PyData Seattle 2023

Building Reliable, Open Lakehouses with Delta Lake
04-26, 11:00–12:30 (America/Los_Angeles), Rainier

Delta Lake: Building Reliable and Scalable Open Lakehouses


Delta Lake is an open-source storage framework that enables the creation of a Lakehouse architecture using a variety of compute engines such as Spark, PrestoDB, Flink, Trino, and Hive from Python. Its high data reliability and optimized query performance make it an ideal solution for supporting big data use cases, including batch and streaming data ingestion, fast interactive queries, and machine learning.

In this tutorial, you will learn about the current requirements in modern data engineering and the challenges faced by data engineers in ensuring data reliability and performance. We will delve into how Delta Lake can help overcome these obstacles, through presentations, hands-on code examples and notebooks.

By the end of the tutorial, you will have a comprehensive understanding of how Delta Lake can be applied to your data architecture and the benefits it can bring.
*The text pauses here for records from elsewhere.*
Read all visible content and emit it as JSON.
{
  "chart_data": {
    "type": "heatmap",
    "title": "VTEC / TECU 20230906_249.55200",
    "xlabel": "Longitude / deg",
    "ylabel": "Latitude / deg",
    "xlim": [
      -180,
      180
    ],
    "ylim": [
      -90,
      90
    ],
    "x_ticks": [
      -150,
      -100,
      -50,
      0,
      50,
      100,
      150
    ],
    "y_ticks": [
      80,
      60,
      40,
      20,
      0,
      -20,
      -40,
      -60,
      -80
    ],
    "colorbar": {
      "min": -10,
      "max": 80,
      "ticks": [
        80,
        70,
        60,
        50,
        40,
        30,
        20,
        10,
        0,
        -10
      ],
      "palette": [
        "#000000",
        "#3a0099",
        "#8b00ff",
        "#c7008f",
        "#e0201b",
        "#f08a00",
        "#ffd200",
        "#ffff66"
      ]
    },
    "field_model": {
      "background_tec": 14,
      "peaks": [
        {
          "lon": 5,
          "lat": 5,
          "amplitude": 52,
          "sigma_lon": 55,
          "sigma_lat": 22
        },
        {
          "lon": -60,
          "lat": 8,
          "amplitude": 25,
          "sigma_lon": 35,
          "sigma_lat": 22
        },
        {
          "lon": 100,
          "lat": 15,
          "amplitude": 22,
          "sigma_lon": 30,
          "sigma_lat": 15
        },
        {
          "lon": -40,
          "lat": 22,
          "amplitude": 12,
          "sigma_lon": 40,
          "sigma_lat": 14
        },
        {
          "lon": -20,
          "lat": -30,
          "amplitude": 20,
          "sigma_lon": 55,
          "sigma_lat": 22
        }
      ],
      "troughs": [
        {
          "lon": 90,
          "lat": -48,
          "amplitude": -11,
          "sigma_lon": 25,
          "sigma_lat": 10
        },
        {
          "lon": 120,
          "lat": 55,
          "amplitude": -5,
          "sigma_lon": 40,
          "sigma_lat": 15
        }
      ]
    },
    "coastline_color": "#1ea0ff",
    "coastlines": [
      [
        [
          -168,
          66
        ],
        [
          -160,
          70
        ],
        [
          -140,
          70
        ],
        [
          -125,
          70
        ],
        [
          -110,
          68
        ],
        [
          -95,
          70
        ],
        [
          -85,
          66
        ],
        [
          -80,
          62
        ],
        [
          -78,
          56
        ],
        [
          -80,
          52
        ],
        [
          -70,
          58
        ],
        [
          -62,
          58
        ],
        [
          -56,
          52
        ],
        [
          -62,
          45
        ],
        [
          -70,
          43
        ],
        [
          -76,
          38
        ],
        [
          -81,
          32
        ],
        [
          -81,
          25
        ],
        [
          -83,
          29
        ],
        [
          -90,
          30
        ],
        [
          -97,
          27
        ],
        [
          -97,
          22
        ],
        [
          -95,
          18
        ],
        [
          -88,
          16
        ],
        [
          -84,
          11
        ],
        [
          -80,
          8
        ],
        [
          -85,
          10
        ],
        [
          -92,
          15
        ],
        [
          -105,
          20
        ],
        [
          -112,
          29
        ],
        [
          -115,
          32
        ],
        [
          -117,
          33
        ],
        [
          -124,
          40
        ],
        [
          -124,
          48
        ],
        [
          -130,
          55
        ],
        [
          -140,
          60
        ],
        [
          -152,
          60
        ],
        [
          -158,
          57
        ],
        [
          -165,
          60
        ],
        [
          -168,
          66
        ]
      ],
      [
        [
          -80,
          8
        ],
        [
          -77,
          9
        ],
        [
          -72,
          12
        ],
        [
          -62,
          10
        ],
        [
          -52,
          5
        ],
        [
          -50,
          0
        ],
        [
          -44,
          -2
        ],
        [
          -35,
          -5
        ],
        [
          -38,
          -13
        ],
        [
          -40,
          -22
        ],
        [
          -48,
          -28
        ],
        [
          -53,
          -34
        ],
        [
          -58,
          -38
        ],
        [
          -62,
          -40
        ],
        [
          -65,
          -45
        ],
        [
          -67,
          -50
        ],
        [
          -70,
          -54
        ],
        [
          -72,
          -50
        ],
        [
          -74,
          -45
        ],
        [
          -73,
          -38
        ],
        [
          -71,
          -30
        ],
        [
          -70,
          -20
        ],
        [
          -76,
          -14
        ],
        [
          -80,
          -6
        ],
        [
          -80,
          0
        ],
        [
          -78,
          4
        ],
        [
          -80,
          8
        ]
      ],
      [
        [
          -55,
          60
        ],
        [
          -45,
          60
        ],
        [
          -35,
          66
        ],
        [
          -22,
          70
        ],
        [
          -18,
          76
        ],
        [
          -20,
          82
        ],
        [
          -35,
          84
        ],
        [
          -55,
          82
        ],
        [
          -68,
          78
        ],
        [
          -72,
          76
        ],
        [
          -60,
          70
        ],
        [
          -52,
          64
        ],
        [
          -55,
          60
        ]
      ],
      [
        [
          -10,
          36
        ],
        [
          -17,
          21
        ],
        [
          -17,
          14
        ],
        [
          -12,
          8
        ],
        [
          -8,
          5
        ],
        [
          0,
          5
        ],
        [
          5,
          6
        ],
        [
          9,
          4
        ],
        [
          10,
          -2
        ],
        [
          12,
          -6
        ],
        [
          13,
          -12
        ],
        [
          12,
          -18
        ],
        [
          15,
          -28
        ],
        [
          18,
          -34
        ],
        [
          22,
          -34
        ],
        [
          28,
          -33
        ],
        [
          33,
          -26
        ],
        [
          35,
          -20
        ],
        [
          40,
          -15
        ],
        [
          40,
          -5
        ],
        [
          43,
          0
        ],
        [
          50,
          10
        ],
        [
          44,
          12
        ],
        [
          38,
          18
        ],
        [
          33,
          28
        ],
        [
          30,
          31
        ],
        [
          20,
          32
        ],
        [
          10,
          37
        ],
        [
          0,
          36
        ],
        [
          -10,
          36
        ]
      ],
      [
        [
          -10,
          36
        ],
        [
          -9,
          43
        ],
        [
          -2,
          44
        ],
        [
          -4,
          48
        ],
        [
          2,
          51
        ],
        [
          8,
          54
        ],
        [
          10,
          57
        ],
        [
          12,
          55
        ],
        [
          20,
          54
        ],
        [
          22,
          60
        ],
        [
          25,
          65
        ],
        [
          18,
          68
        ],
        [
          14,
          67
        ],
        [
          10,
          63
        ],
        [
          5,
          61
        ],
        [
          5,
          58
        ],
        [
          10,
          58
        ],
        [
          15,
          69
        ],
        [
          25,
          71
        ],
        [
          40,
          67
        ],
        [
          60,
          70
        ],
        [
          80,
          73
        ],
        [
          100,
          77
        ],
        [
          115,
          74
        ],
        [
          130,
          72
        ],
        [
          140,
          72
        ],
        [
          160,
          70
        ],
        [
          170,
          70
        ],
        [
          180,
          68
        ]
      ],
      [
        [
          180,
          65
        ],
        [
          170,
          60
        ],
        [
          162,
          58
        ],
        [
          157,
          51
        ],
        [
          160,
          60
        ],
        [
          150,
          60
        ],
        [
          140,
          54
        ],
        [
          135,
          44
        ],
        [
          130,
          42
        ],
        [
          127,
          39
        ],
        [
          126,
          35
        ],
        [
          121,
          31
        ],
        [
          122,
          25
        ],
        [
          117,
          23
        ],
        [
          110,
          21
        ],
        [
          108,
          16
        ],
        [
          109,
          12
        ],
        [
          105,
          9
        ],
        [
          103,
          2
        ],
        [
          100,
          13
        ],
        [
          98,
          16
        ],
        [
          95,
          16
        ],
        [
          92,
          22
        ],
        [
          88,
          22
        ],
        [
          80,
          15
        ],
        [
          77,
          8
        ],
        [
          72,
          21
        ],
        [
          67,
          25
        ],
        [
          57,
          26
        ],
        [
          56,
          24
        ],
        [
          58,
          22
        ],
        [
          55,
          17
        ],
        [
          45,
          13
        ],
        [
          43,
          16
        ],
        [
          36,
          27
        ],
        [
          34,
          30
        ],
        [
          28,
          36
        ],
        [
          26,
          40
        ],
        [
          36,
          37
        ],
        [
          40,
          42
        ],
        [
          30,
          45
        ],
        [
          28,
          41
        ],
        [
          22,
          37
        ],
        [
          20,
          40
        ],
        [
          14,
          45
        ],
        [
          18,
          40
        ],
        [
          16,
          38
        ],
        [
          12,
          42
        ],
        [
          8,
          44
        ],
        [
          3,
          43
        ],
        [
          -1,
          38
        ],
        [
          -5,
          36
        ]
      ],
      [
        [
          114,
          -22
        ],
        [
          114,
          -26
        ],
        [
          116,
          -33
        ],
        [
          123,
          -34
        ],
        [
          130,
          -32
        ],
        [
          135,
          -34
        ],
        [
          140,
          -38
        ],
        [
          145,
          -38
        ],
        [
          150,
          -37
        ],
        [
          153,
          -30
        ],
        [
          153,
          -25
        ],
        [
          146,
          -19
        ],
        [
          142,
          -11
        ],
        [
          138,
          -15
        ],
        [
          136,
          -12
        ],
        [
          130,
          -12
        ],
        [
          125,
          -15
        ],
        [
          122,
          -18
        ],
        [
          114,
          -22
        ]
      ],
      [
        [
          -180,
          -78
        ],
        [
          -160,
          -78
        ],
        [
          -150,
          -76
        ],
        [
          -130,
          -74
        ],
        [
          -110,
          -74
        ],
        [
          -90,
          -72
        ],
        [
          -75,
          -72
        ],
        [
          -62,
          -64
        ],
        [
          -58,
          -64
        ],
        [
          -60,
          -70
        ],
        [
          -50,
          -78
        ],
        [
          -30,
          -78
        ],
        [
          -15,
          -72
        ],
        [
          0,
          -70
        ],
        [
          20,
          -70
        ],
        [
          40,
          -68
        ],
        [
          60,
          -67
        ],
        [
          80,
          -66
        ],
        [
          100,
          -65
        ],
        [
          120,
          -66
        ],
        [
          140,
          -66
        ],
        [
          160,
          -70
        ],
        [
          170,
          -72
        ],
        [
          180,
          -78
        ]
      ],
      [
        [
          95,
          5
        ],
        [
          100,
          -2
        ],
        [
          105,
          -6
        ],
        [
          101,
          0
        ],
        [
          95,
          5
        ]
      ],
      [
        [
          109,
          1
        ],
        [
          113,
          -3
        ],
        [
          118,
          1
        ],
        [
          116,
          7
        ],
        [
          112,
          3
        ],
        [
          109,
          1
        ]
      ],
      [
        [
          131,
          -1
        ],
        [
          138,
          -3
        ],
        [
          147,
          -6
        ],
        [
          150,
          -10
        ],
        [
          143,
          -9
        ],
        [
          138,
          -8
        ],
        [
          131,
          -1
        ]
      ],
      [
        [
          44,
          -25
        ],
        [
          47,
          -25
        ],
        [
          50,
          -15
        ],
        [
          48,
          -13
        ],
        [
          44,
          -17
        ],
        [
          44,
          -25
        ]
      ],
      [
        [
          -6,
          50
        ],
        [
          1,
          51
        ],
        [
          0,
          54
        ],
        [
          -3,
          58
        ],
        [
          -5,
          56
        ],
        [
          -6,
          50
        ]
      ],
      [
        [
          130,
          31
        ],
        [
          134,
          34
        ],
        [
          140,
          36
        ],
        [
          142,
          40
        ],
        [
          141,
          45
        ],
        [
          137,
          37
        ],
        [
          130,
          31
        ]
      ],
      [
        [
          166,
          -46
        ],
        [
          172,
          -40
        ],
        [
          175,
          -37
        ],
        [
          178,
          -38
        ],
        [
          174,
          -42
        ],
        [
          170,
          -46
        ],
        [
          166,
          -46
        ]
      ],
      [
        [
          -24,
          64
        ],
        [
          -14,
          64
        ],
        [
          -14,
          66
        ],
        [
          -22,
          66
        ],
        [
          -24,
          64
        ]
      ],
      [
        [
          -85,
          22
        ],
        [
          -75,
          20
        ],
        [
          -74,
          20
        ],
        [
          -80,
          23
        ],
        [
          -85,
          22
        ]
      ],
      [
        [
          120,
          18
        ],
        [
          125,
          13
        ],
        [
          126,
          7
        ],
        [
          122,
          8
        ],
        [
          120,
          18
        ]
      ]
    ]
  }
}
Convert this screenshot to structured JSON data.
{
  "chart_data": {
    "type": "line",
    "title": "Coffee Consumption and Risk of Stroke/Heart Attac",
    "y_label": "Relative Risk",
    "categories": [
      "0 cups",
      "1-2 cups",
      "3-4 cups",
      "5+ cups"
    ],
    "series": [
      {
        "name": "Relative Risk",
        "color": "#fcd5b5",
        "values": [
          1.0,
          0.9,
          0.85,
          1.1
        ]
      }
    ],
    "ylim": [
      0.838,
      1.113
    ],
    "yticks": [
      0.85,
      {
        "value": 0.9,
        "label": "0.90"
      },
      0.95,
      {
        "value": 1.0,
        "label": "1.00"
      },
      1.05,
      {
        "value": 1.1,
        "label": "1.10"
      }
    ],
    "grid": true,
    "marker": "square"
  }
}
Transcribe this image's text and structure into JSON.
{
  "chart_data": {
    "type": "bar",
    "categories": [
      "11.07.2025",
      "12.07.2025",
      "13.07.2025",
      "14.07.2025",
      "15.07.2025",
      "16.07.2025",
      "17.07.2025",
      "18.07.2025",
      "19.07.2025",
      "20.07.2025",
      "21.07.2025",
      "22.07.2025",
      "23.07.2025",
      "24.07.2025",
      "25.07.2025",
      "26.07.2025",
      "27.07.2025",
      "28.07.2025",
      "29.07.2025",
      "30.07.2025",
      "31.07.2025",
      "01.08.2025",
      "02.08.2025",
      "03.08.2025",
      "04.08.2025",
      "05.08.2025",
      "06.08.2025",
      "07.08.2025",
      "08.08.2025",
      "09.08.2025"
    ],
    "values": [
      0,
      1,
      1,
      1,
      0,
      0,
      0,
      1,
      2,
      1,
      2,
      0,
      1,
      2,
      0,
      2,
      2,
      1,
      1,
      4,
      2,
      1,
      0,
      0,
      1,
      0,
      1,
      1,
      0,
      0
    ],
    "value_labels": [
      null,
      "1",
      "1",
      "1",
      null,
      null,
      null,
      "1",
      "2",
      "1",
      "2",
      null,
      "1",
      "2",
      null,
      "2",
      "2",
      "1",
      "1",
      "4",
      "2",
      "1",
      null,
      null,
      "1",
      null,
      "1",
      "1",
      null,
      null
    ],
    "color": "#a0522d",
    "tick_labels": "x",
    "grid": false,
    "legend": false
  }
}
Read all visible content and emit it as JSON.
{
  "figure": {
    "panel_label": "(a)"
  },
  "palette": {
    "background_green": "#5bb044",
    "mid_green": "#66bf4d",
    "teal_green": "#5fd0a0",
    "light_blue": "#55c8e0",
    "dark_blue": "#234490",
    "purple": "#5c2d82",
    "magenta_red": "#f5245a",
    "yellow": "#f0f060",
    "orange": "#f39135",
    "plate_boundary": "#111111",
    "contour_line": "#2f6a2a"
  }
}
Additionally, you will gain insight into how the wider open-source community is utilizing Delta Lake as an open standard to develop the next generation of data engineering and data science tools in Python.


Prior Knowledge Expected

No previous knowledge expected

Jim Hibbard is a Developer Advocate at Databricks. Prior to that, he worked at Seattle Children’s Hospital where he developed frameworks and methods for integrating medical records with multi-omics datasets to improve care. He is currently working on improving machine learning infrastructure and model management as part of the extended MLflow team.